Jax went back to her email, looked in her inbox, regular emails from some of her friends, ads from Amazon, Target, L.L. Bean, places where she purchased products online. He returned to the emails.
There were messages from people she kept in touch with. Shelley Bachman was an acquaintance from high school. Kayla Hildebrand was one of the other temps at DeMarco Staffing, the agency she had been working for when she got the job at The Max.
Jax went to the sent items folder and glanced through old emails from three or four months back she hadn’t bothered to delete.
“When I worked for DeMarco, I did some bookkeeping on the side, mostly friends, people I knew. Susan DeMarco referred me to a couple of her acquaintances. A college student named Ricky Malone needed help getting his taxes done, and a guy named Ryan Shipman, whose company was barely making it financially. It saved them money and helped me make a little extra.”
Jax moved through the rest of her trash mail, then went back to her inbox when a new message pinged.
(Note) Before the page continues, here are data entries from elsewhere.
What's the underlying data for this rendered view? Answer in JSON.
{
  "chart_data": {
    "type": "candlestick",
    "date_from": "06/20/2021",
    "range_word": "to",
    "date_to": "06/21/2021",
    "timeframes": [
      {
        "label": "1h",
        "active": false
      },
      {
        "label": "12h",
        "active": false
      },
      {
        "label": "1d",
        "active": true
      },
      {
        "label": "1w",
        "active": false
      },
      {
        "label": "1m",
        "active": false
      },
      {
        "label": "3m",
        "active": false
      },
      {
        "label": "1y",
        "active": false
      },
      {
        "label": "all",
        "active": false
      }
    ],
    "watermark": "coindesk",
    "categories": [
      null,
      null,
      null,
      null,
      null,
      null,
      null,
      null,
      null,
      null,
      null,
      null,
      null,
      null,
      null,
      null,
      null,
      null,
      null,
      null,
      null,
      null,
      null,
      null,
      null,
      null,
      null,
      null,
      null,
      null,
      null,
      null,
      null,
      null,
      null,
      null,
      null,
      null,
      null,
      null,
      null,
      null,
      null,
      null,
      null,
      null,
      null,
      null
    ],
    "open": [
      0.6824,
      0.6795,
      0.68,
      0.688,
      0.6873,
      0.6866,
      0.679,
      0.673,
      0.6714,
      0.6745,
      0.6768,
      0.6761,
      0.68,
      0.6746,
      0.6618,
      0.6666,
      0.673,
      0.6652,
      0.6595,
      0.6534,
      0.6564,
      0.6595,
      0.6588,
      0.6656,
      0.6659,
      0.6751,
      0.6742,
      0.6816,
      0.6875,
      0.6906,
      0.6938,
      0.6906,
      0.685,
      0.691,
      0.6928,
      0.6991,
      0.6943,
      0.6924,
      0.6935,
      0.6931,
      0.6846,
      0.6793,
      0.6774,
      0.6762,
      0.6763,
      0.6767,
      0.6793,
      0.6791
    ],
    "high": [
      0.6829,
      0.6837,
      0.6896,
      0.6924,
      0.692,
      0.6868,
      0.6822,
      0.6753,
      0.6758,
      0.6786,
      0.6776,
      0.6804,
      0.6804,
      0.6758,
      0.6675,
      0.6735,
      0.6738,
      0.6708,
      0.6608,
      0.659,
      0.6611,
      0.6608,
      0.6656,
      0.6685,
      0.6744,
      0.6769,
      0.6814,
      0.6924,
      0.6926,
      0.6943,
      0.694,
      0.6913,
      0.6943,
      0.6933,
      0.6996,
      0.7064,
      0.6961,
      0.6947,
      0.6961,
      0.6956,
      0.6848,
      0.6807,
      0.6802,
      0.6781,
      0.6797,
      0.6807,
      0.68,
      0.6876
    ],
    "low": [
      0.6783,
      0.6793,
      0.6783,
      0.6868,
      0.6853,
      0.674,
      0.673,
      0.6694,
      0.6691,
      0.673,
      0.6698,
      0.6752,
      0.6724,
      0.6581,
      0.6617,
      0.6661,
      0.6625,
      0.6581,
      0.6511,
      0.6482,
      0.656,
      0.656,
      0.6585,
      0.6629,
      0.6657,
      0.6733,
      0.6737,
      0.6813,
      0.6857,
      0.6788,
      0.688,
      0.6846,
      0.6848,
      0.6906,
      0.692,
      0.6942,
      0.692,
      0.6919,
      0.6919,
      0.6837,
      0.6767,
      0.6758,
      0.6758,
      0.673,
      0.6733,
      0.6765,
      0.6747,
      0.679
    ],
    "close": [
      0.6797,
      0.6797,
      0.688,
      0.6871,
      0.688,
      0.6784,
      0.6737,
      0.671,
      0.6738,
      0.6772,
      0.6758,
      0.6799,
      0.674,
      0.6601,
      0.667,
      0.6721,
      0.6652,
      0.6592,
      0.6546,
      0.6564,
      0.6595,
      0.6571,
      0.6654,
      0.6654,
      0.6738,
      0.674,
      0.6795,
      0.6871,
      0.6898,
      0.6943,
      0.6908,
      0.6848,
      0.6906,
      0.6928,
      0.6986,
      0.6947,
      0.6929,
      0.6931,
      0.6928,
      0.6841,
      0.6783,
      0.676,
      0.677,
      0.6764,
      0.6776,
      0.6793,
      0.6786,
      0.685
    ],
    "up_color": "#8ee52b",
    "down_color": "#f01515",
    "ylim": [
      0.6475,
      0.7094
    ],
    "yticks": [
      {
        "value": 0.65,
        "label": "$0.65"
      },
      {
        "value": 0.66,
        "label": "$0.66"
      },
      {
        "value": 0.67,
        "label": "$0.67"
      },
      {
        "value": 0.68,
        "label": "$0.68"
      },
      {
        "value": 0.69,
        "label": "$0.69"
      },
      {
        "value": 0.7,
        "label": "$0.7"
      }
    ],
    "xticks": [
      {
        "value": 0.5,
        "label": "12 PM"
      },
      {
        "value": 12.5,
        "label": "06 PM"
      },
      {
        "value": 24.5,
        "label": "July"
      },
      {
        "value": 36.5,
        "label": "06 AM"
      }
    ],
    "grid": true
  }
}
Her face warmed when she read the email from her best friend, Nicki Carson. Nicki wanted her to go out on a blind date with a guy named Thomas Koenig.
Thomas has a PhD in psychology. He’s gorgeous and believe it or not, he’s got a super-hot body. Guys like him are usually wimps, but Thomas is an exception. I really think you’d like him. Say you’ll come out with Ben and me.
Jax’s dark eyes swiveled in her direction. There was something in them, not disapproval, but something else she couldn’t read. “Not a good time for you to be out dating right now.”